Kuzey duvardaki koca tabloyu dikkatle duvardan ayırdı. Gözlerim tablonun arkasında duvara dönünce gördüğüm görüntüyle hızla arkaya çekildim. Ancak arkamda Kuzey olduğu için fark etmeden elinde tuttuğu tablonun içine girmiştim. Tablonun yırtılma sesini duysam da gözlerim duvardan ayrılmıyordu.

"Dedektif!" dedi Kuzey uyarıcı bir tonda.

Bacaklarımın sızladığını hissedince kafa karışıklığımın arasında arkama baktım. Tablonun içinden siyah bir toz dökülüyordu ve ikimizin de pantolonuna bulaşmıştı. Yakıcı bir sıcaklığa sahip olduğundan dolayı hafiften kaşlarım çatıldı. Bu tozun ne olduğunu bilmiyordum ama garip bir şey olduğu belli oluyordu. Hayır... Bunlar başka bir şey Nora...

Bacaklarımdaki acıyı görmezden gelip yere dökülen siyah tozu inceledim. Ancak toz... Hareket ediyor gibiydi.

"Kuzey..." dedim endişeyle.

"Evet, bunlar toz değil."

Küçük böcekler!

Kuzey'in eli hızla pantolonuna giderken ben de tişörtümü bir çırpıda çıkarttım. Üzerimde gezinen küçük böcekler, Kuzey'in de üzerinde doğru tırmanmaya başlamıştı. Bedenimdeki yakıcı kaşıntı hissine huzursuzca kıpırdandım.

"Uzaklaş buradan!" dedim aceleyle adımlar atarak.

"Her yere dağılıyorlar," dedi kazağını sıyırırken.

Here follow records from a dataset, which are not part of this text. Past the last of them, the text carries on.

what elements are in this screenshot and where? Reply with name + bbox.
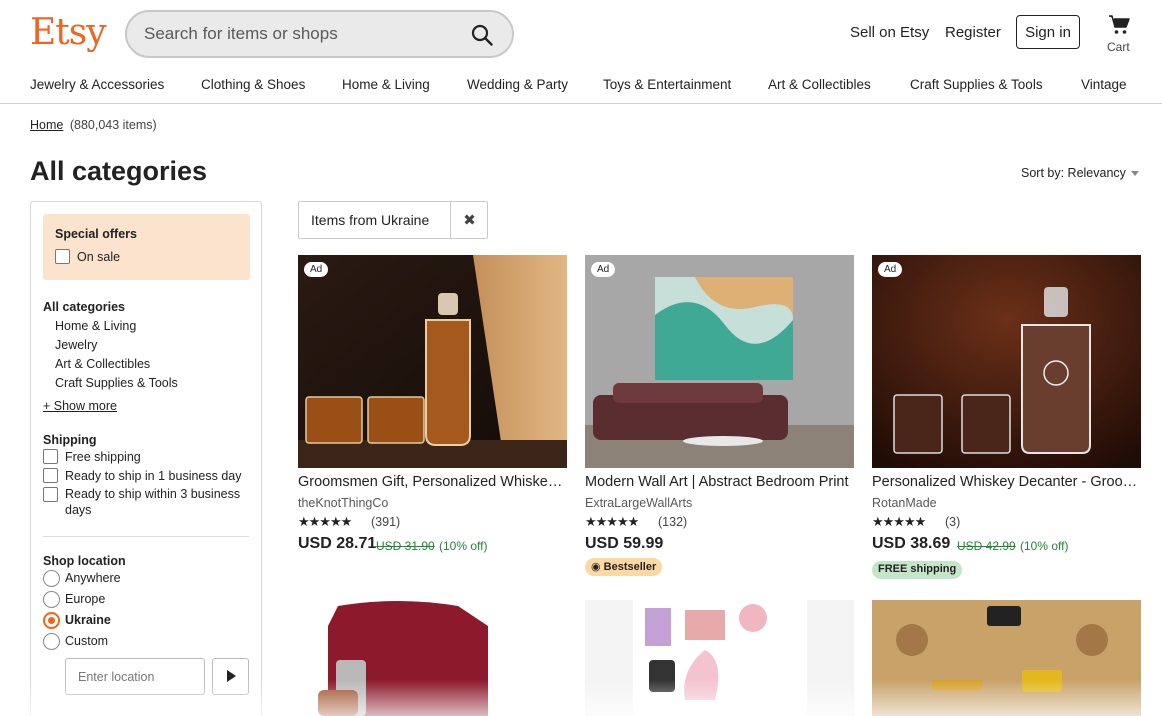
remove-filter-close-icon[interactable]: ✖ — [450, 202, 488, 238]
review-count: (391) — [371, 515, 401, 529]
original-price: USD 42.99 — [957, 539, 1016, 553]
listing-image-whiskey-decanter-set[interactable]: Ad — [298, 255, 567, 468]
breadcrumb: Home (880,043 items) — [30, 118, 157, 132]
nav-clothing-shoes[interactable]: Clothing & Shoes — [201, 77, 305, 92]
star-rating-icon: ★★★★★ — [585, 514, 639, 529]
sign-in-button[interactable]: Sign in — [1016, 15, 1080, 49]
medal-icon: ◉ — [591, 561, 601, 573]
search-input[interactable] — [144, 12, 464, 56]
location-radio-ukraine[interactable] — [43, 612, 60, 629]
listing-title[interactable]: Modern Wall Art | Abstract Bedroom Print — [585, 474, 854, 490]
listing-title[interactable]: Personalized Whiskey Decanter - Groomsme… — [872, 474, 1141, 490]
location-label-custom[interactable]: Custom — [65, 634, 108, 648]
free-shipping-label[interactable]: Free shipping — [65, 450, 141, 464]
listing-image-abstract-wall-art[interactable]: Ad — [585, 255, 854, 468]
location-radio-anywhere[interactable] — [43, 570, 60, 587]
location-label-ukraine[interactable]: Ukraine — [65, 613, 111, 627]
location-label-europe[interactable]: Europe — [65, 592, 105, 606]
cart-icon[interactable] — [1108, 14, 1130, 36]
discount-text: (10% off) — [439, 539, 488, 553]
nav-jewelry-accessories[interactable]: Jewelry & Accessories — [30, 77, 164, 92]
ship-1-day-checkbox[interactable] — [43, 468, 58, 483]
ad-badge: Ad — [304, 262, 329, 277]
location-submit-button[interactable] — [212, 658, 249, 695]
breadcrumb-home-link[interactable]: Home — [30, 118, 63, 132]
sort-dropdown[interactable]: Sort by: Relevancy — [1021, 166, 1139, 180]
bestseller-label: Bestseller — [603, 561, 657, 573]
listing-image-watercolor-stickers[interactable] — [585, 600, 854, 716]
location-input[interactable] — [65, 658, 205, 695]
shop-location-title: Shop location — [43, 554, 126, 568]
ad-badge: Ad — [591, 262, 616, 277]
ship-1-day-label[interactable]: Ready to ship in 1 business day — [65, 469, 242, 483]
location-radio-custom[interactable] — [43, 633, 60, 650]
shipping-title: Shipping — [43, 433, 97, 447]
ad-badge: Ad — [878, 262, 903, 277]
listing-image-busy-board[interactable] — [872, 600, 1141, 716]
filter-category-home-living[interactable]: Home & Living — [55, 319, 136, 333]
all-categories-title[interactable]: All categories — [43, 300, 125, 314]
free-shipping-badge: FREE shipping — [872, 561, 963, 579]
special-offers-title: Special offers — [55, 227, 137, 241]
on-sale-label[interactable]: On sale — [77, 250, 120, 264]
active-filter-chip: Items from Ukraine ✖ — [298, 201, 488, 239]
filter-sidebar: Special offers On sale All categories Ho… — [30, 201, 262, 716]
sell-on-etsy-link[interactable]: Sell on Etsy — [850, 24, 929, 41]
filter-category-jewelry[interactable]: Jewelry — [55, 338, 97, 352]
listing-price: USD 38.69 — [872, 535, 951, 552]
cart-label[interactable]: Cart — [1107, 40, 1130, 54]
special-offers-panel: Special offers On sale — [43, 214, 250, 280]
location-label-anywhere[interactable]: Anywhere — [65, 571, 121, 585]
page-title: All categories — [30, 156, 208, 186]
sidebar-divider — [43, 536, 249, 537]
on-sale-checkbox[interactable] — [55, 249, 70, 264]
listing-price: USD 59.99 — [585, 535, 664, 552]
nav-art-collectibles[interactable]: Art & Collectibles — [768, 77, 871, 92]
star-rating-icon: ★★★★★ — [872, 514, 926, 529]
search-icon[interactable] — [470, 23, 494, 47]
listing-image-personalized-decanter[interactable]: Ad — [872, 255, 1141, 468]
ship-3-days-checkbox[interactable] — [43, 487, 58, 502]
category-nav: Jewelry & Accessories Clothing & Shoes H… — [0, 66, 1162, 104]
filter-category-craft-supplies[interactable]: Craft Supplies & Tools — [55, 376, 178, 390]
shop-name[interactable]: theKnotThingCo — [298, 496, 388, 510]
nav-wedding-party[interactable]: Wedding & Party — [467, 77, 568, 92]
discount-text: (10% off) — [1020, 539, 1069, 553]
star-rating-icon: ★★★★★ — [298, 514, 352, 529]
shop-name[interactable]: RotanMade — [872, 496, 937, 510]
listing-title[interactable]: Groomsmen Gift, Personalized Whiskey Dec… — [298, 474, 567, 490]
nav-home-living[interactable]: Home & Living — [342, 77, 430, 92]
show-more-link[interactable]: + Show more — [43, 399, 117, 413]
nav-vintage[interactable]: Vintage — [1081, 77, 1127, 92]
active-filter-label: Items from Ukraine — [311, 212, 430, 228]
chevron-down-icon — [1130, 171, 1139, 177]
nav-toys-entertainment[interactable]: Toys & Entertainment — [603, 77, 731, 92]
review-count: (132) — [658, 515, 688, 529]
search-bar — [125, 10, 514, 58]
original-price: USD 31.90 — [376, 539, 435, 553]
free-shipping-checkbox[interactable] — [43, 449, 58, 464]
bestseller-badge: ◉ Bestseller — [585, 558, 663, 576]
review-count: (3) — [945, 515, 961, 529]
site-header: Etsy Sell on Etsy Register Sign in Cart — [0, 0, 1162, 66]
listing-image-red-backpack[interactable] — [298, 600, 567, 716]
sort-label: Sort by: Relevancy — [1021, 166, 1126, 180]
location-radio-europe[interactable] — [43, 591, 60, 608]
ship-3-days-label[interactable]: Ready to ship within 3 business days — [65, 486, 251, 518]
item-count: (880,043 items) — [69, 118, 157, 132]
etsy-logo[interactable]: Etsy — [30, 12, 107, 53]
filter-category-art-collectibles[interactable]: Art & Collectibles — [55, 357, 150, 371]
nav-craft-supplies-tools[interactable]: Craft Supplies & Tools — [910, 77, 1043, 92]
shop-name[interactable]: ExtraLargeWallArts — [585, 496, 692, 510]
register-link[interactable]: Register — [945, 24, 1001, 41]
listing-price: USD 28.71 — [298, 535, 377, 552]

Durumu kontrol altına almak için hızla düşündüm. "Kuzey! Banyo nerede? Acele edelim."

Beni bileğimden yakalayıp yan taraftaki odaya sürükledi. Her yanım yanıyor, kaşınıyordu. Banyoya girdiğimiz zaman iç çamaşırlarıma kadar çıkartarak suyu açtım. Elimle böcekleri silkeleyip bedenimi yıkamaya çalıştım. Ama avuçlarım bile yakıcı bir etkiyle kaşınıyordu. Yerimde duramıyorum, aşırı huylandım Nora! İğrenç!

"Hay lanet olası!" diye bağırdım sinirle. "Siktiğimin Raven Malikânesi!"

"Sakin ol, Dedektif!" Duş başlığını eline alıp duvarda asılı duran lifi de aldı ve bedenimi hızla temizledi Kuzey.

O sırada ben de yan taraftaki lifi alarak onun teninde gezinen küçük böcekleri temizlemeye çalıştım.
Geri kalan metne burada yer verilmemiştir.